Seattle-based game company Valve was the topic of much discussion on BoingBoing yesterday. The 16-year old company has no corporate hierarchy whatsoever, and yet – according to its employee manual – their profitability per employee is “higher than that of Google or Amazon or Microsoft”.
The company’s team page proclaims at the top “We’ve been boss-free since 1996”, and then proceeds to list every single employee (a bit over 100) in alphabetical order. About the founder, Gabe Newell, the manual says, “Of all the people at this company who aren’t your boss, Gabe is the MOST not your boss, if you get what we’re saying.”
How does this madness work? Leaving alone the claim of incredible profitability, how do they manage to get anything done at all? Is this not a recipe for corporate disaster?
Maybe. But what the employee manual [PDF] describes is actually an incredibly well-designed corporate machine for maximizing productivity, allowing good ideas to flourish, and minimising corporate waste. Valve’s basic approach to “managing without managers” is:
- hire only incredibly self-motivated people
- give them full autonomy to decide what project to work on
- teach them to spot valuable projects, and to understand what value they can add to those projects
- allow team structure to happen organically – teams self-select, leaders are chosen by their peers
- encourage people to acknowledge and learn from mistakes quickly to move forward
- make everyone responsible together for the success or failure of projects
and finally (and most critically):
- determine the value and compensation of each employee by peer review
When you organise an company like that, several things happen:
– You leave no room for unproductive people to hide. Nobody can pass the buck on to the next person, as that person is going to be determining their salary at the next review. Everyone maximizes their own productivity.
– You allow the best ideas in the organisation to bubble to the top. When people are free to suggest ideas and other people are free to join them (or not to join them) in executing those ideas, people rally around the more promising ideas while leaving the unpromising ones to die a quiet death.
– You allow the natural leaders to lead. For any project there are team members who will be the natural leaders. In a more structured environment, those natural leaders are often not the ones appointed to lead the project. When team structure happens organically, leaders emerge organically as well.
– You reward people for finding the position in the company where they can make the biggest difference. If everyone is free to go and do what they want, and everyone’s salary is determined by peer review, everyone naturally seeks the place where they can make the biggest difference to their teammates, to maximise their income. The net effect is a system where employees want to make the biggest difference they can, always.
The results of this sort of structure can apparently be impressive – as Valve shows us.
So the big question of course is: does this only work for companies that make video games, or can it work for everyone?
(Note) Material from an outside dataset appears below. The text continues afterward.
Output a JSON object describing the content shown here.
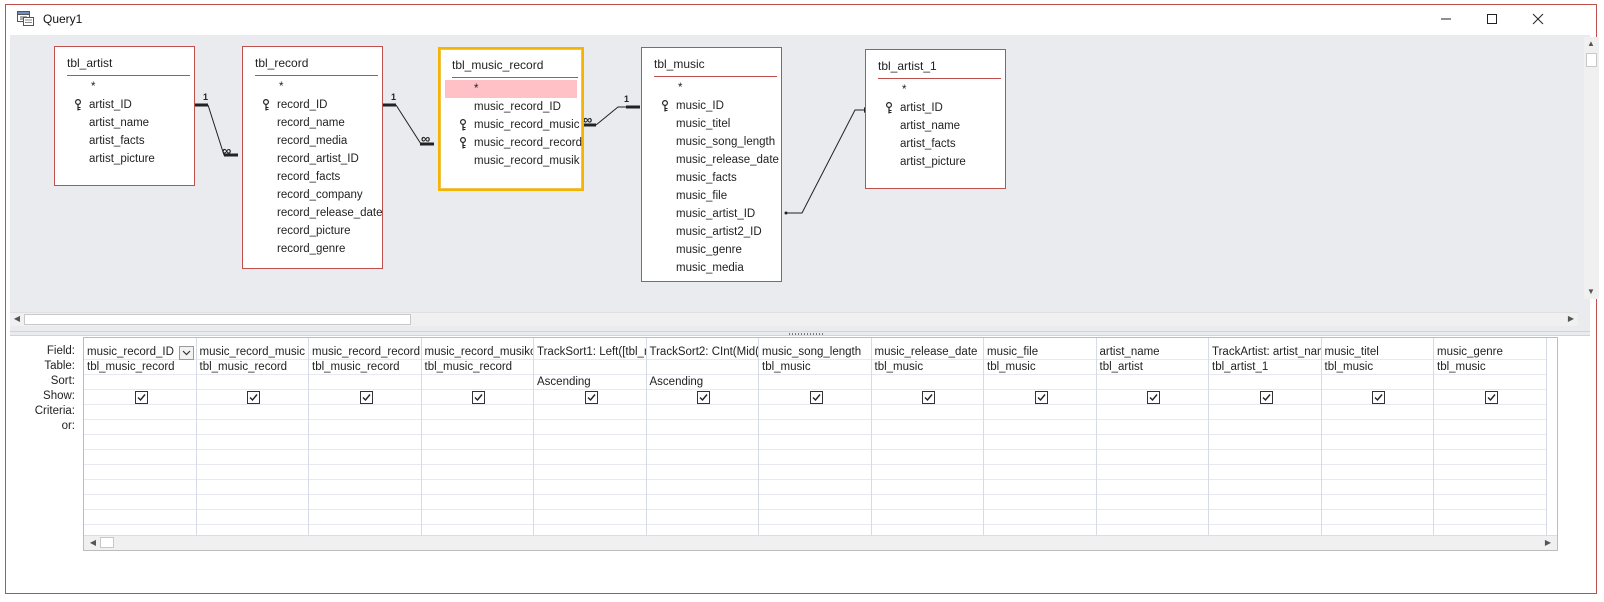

Well there are two things here to note:
1. Valve is unlike many other companies in a couple of ways. Most notably, it is entirely self-owned with no outside investment, and it owns all of its own IP.
2. Valve didn’t design and impose this structure on itself from the top – it evolved organically toward it from the beginning (see a good blog post about this here).
So the short, easy answer to the above question may be no, this only works for Valve. But the bigger answer is that all companies should be exploring how they can introduce these kinds of ideas into their own corporate structure in ways that makes sense to them. The more you create the right incentives and opportunities for employees to add value as best they can, and the more you create openings for the best ideas to bubble up naturally, the better, leaner, and more competitive your company will become. And the happier your employees will likely be, too.